Salt in well

Discussion in 'Homesteading Questions' started by mom in oklahoma, Jul 20, 2006.

  1. mom in oklahoma

    mom in oklahoma Well-Known Member

    Nov 25, 2003
    Hi all,
    We DH and I along with our three children(two ds 4 months, 7yrs ,dd 4yrs) just bought a house with 2.7 acres :dance: it is on city water, the house also has a well. The well has salt in the water, will it be ok to water the garden with it? what about washing clothes? :shrug: The house also has a pond that needs to be deeper( it dries up every year).
    Thanks for any info.
  2. Micahn

    Micahn Well-Known Member

    Nov 19, 2005
    Ocklawaha, Florida
    I would say it depends on just how much salt is in it. To much salt can kill just about anything including humans.
    As far as washing, It should work ok but I would say it would be hard on the cloths.

    You can filter the water out. On ships and now days even smaller boats they make fresh water out of salt water all the time. The thing is it takes a reverse osmosis system to do it.
    Here are some links to the type of systems you would need
    You can get this type of system a lot of places now days. Chances are your local home improvement store would have one as well.
    Here is how it works

  3. Jessikate

    Jessikate Well-Known Member

    Jun 9, 2003
    Colorado, West of the Continental Divide
    from looking at your location - Oklahoma - and as a reasonably well informed hydrologist, Your well may be "salty" simply because it is too shallow and not tapping into an aquifer, but instead relying on water that slowly rises from an aquifer or seeps into the ground from anther source, gathering all of the deposits made by hundreds of thousands of years of of saline waters.

    On Western side of the Rockies the same problem is experienced by many people and they use RO systems as was suggested by another poster (RO = Reverse Osmosis).

    To answer your question about the garden, I would not suggest it if it is to salty to be drinkable, then it is too salty for your plants. Also, it will not be good for your soil, as the water will seep into the ground and the salts, potasium, sodium compunds and other hard minerals will stay on top of the soil, making it inhospitable for plants, and very hard to amend once the damage is done.
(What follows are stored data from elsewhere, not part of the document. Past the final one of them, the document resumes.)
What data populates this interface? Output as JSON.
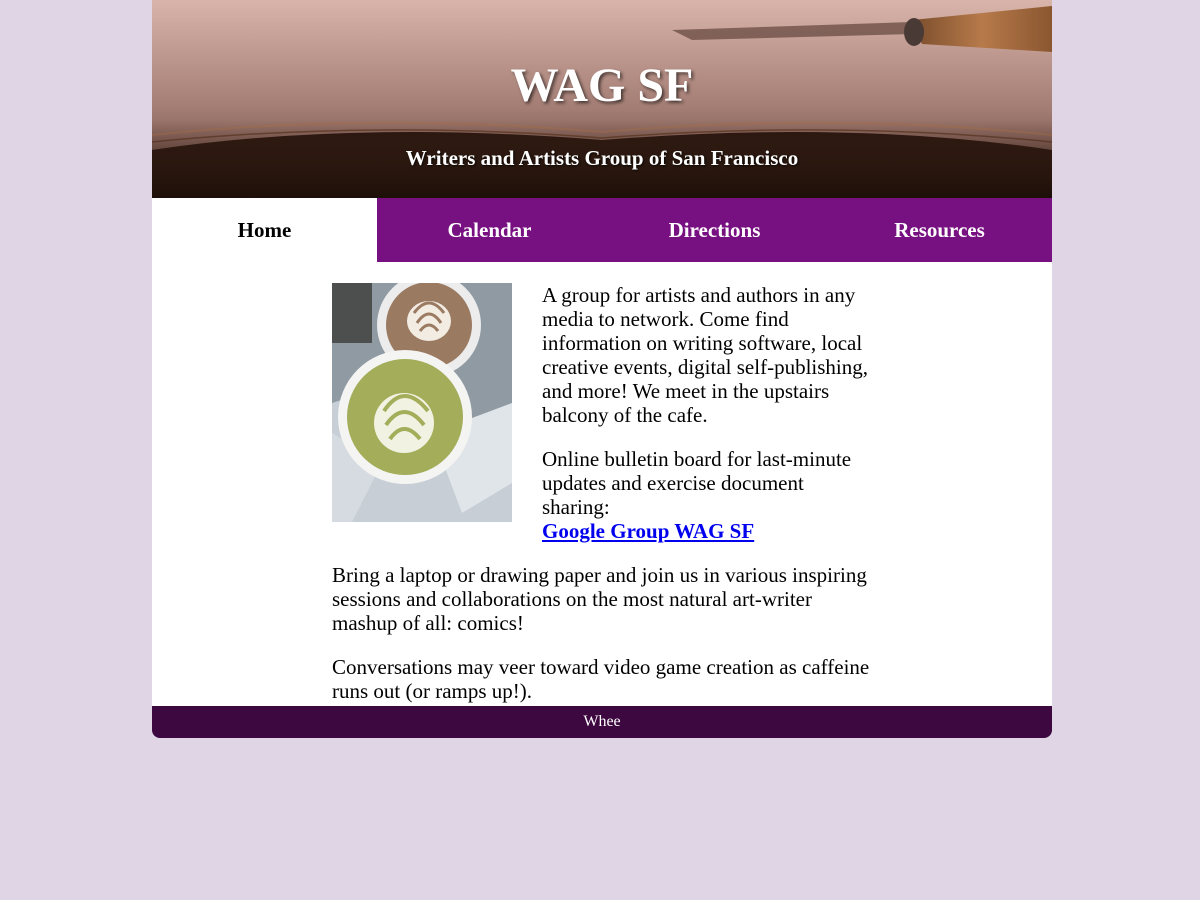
{
  "header": {
    "title": "WAG SF",
    "subtitle": "Writers and Artists Group of San Francisco"
  },
  "nav": {
    "items": [
      {
        "label": "Home",
        "active": true
      },
      {
        "label": "Calendar",
        "active": false
      },
      {
        "label": "Directions",
        "active": false
      },
      {
        "label": "Resources",
        "active": false
      }
    ]
  },
  "main": {
    "intro": "A group for artists and authors in any media to network. Come find information on writing software, local creative events, digital self-publishing, and more! We meet in the upstairs balcony of the cafe.",
    "bulletin_text": "Online bulletin board for last-minute updates and exercise document sharing:",
    "bulletin_link": "Google Group WAG SF",
    "session_text": "Bring a laptop or drawing paper and join us in various inspiring sessions and collaborations on the most natural art-writer mashup of all: comics!",
    "closing_text": "Conversations may veer toward video game creation as caffeine runs out (or ramps up!)."
  },
  "footer": {
    "text": "Whee"
  },
  "colors": {
    "page_bg": "#dfd5e5",
    "nav_bg": "#771080",
    "footer_bg": "#3d0840",
    "link": "#0000ee"
  }
}
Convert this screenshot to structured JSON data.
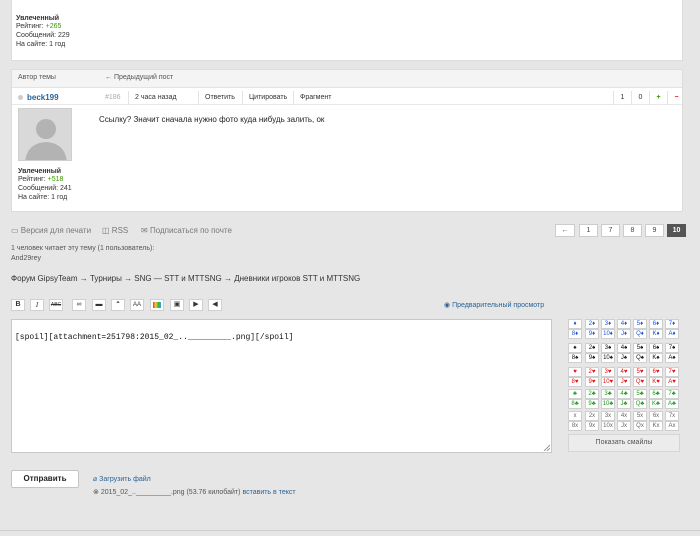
{
  "post1": {
    "stats": {
      "rank": "Увлеченный",
      "rating_label": "Рейтинг:",
      "rating_value": "+265",
      "messages": "Сообщений: 229",
      "online": "На сайте: 1 год"
    }
  },
  "post2": {
    "author_label": "Автор темы",
    "prev_post": "← Предыдущий пост",
    "username": "beck199",
    "post_number": "#186",
    "time": "2 часа назад",
    "reply": "Ответить",
    "quote": "Цитировать",
    "fragment": "Фрагмент",
    "vote_up_count": "1",
    "vote_down_count": "0",
    "plus": "+",
    "minus": "−",
    "text": "Ссылку? Значит сначала нужно фото куда нибудь залить, ок",
    "stats": {
      "rank": "Увлеченный",
      "rating_label": "Рейтинг:",
      "rating_value": "+518",
      "messages": "Сообщений: 241",
      "online": "На сайте: 1 год"
    }
  },
  "tools": {
    "print": "Версия для печати",
    "rss": "RSS",
    "subscribe": "Подписаться по почте"
  },
  "pager": {
    "prev": "←",
    "pages": [
      "1",
      "7",
      "8",
      "9",
      "10"
    ],
    "active": "10"
  },
  "readers": {
    "line1": "1 человек читает эту тему (1 пользователь):",
    "line2": "And29rey"
  },
  "breadcrumbs": "Форум GipsyTeam → Турниры → SNG — STT и MTTSNG → Дневники игроков STT и MTTSNG",
  "toolbar": {
    "bold": "B",
    "italic": "I",
    "strike": "ABC",
    "quote": "“",
    "font": "AA",
    "preview": "Предварительный просмотр"
  },
  "editor": {
    "value": "[spoil][attachment=251798:2015_02_.._________.png][/spoil]"
  },
  "smilies": {
    "rows": [
      [
        "♦",
        "2♦",
        "3♦",
        "4♦",
        "5♦",
        "6♦",
        "7♦"
      ],
      [
        "8♦",
        "9♦",
        "10♦",
        "J♦",
        "Q♦",
        "K♦",
        "A♦"
      ],
      [
        "♠",
        "2♠",
        "3♠",
        "4♠",
        "5♠",
        "6♠",
        "7♠"
      ],
      [
        "8♠",
        "9♠",
        "10♠",
        "J♠",
        "Q♠",
        "K♠",
        "A♠"
      ],
      [
        "♥",
        "2♥",
        "3♥",
        "4♥",
        "5♥",
        "6♥",
        "7♥"
      ],
      [
        "8♥",
        "9♥",
        "10♥",
        "J♥",
        "Q♥",
        "K♥",
        "A♥"
      ],
      [
        "♣",
        "2♣",
        "3♣",
        "4♣",
        "5♣",
        "6♣",
        "7♣"
      ],
      [
        "8♣",
        "9♣",
        "10♣",
        "J♣",
        "Q♣",
        "K♣",
        "A♣"
      ],
      [
        "x",
        "2x",
        "3x",
        "4x",
        "5x",
        "6x",
        "7x"
      ],
      [
        "8x",
        "9x",
        "10x",
        "Jx",
        "Qx",
        "Kx",
        "Ax"
      ]
    ],
    "show": "Показать смайлы"
  },
  "form": {
    "send": "Отправить",
    "upload": "Загрузить файл",
    "attachment_name": "2015_02_.._________.png (53.76 килобайт)",
    "insert": "вставить в текст"
  },
  "colors": {
    "diamonds": "#1a4fd6",
    "spades": "#111111",
    "hearts": "#dd1111",
    "clubs": "#1c9a1c",
    "plain": "#666666",
    "link": "#2a6496",
    "rating_positive": "#3a9a00"
  }
}
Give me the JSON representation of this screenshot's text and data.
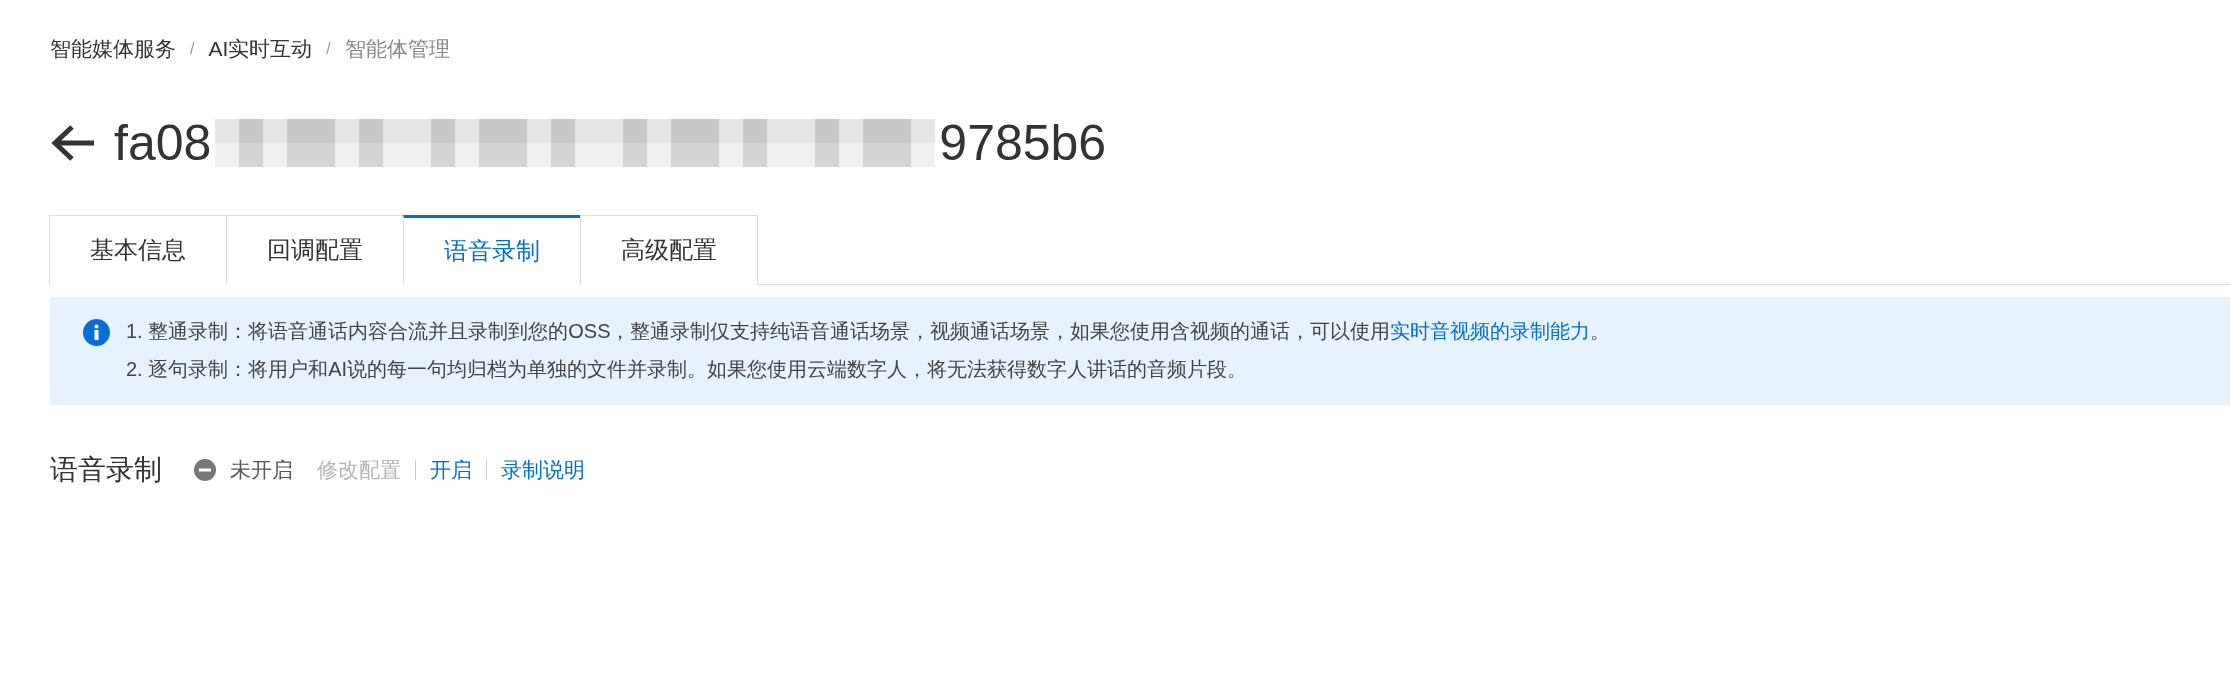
{
  "breadcrumb": [
    {
      "label": "智能媒体服务",
      "current": false
    },
    {
      "label": "AI实时互动",
      "current": false
    },
    {
      "label": "智能体管理",
      "current": true
    }
  ],
  "breadcrumb_separator": "/",
  "title": {
    "prefix": "fa08",
    "suffix": "9785b6"
  },
  "tabs": [
    {
      "label": "基本信息",
      "selected": false
    },
    {
      "label": "回调配置",
      "selected": false
    },
    {
      "label": "语音录制",
      "selected": true
    },
    {
      "label": "高级配置",
      "selected": false
    }
  ],
  "notice": {
    "lines": [
      {
        "text": "1. 整通录制：将语音通话内容合流并且录制到您的OSS，整通录制仅支持纯语音通话场景，视频通话场景，如果您使用含视频的通话，可以使用",
        "link": "实时音视频的录制能力",
        "after": "。"
      },
      {
        "text": "2. 逐句录制：将用户和AI说的每一句均归档为单独的文件并录制。如果您使用云端数字人，将无法获得数字人讲话的音频片段。"
      }
    ]
  },
  "section": {
    "title": "语音录制",
    "status": {
      "label": "未开启",
      "enabled": false
    },
    "actions": [
      {
        "label": "修改配置",
        "disabled": true
      },
      {
        "label": "开启",
        "disabled": false
      },
      {
        "label": "录制说明",
        "disabled": false
      }
    ]
  }
}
    If you take a look on the side of the road in a lot of the Soutwestern U.S. you will see areas in the depressions of ground that are completely white, with no plant life. This is due to waters that have flooded, via rainfall directly or floodwater runnoff carrying soluble "salts", and as the water evaporates, the minerals are left behind. These minerals, usualy potasium and sodium dirivatives are good for nature in small amounts, but in large doses are killers.

    If you have a Culligan near you, they will test the water for free - testing for heavy metals, nitrates and PH. Of course, they will want to sell you a wate treatment system, probably a RO system, and that should run you around $1000 for the whole system. This system will have to be maintained, depending on the quality of your water, once to four times a yeat at about $50 a filter change.

    My advice - have the water tested, and if you can afford it, put in a system so you are not completely dependant on municipal water.

    just my .02
  4. Cabin Fever

    Cabin Fever Life NRA Member since 1976 Supporter

    May 10, 2002
    Between Crosslake and Emily Minnesota
    As a reasonalby well-informed soil scientist, I would want the water tested for at least the following parameters: sodium, magnesium, potassium, calcium, pH, and electrical conductivity. With these concentrations, I could calulate the water's "sodium adsorption ratio" and" exchangeable sodium percentage." PM me with the water analysis and I can give you a recommendation for irrigation. Chances are the water is acceptable for watering your plants, you'll just have to over-apply the water on occassion to leach out any build up of salts in the soil. If you feel like you have extra $$ for analysis, you might want to include chloride, boron, carbonates and bicarbonates to the list above.

    BTW, I teach a 3-day course on irrigation of municipal and industrial wastewaters. Wastewaters have a considerable amount of salt in them espeically if the residents in the city use water softeners or the wastewater is from a corn/pea packing plant. I often review the analyses from these facilities and make recommendations regarding the acceptability of the water for irrigation.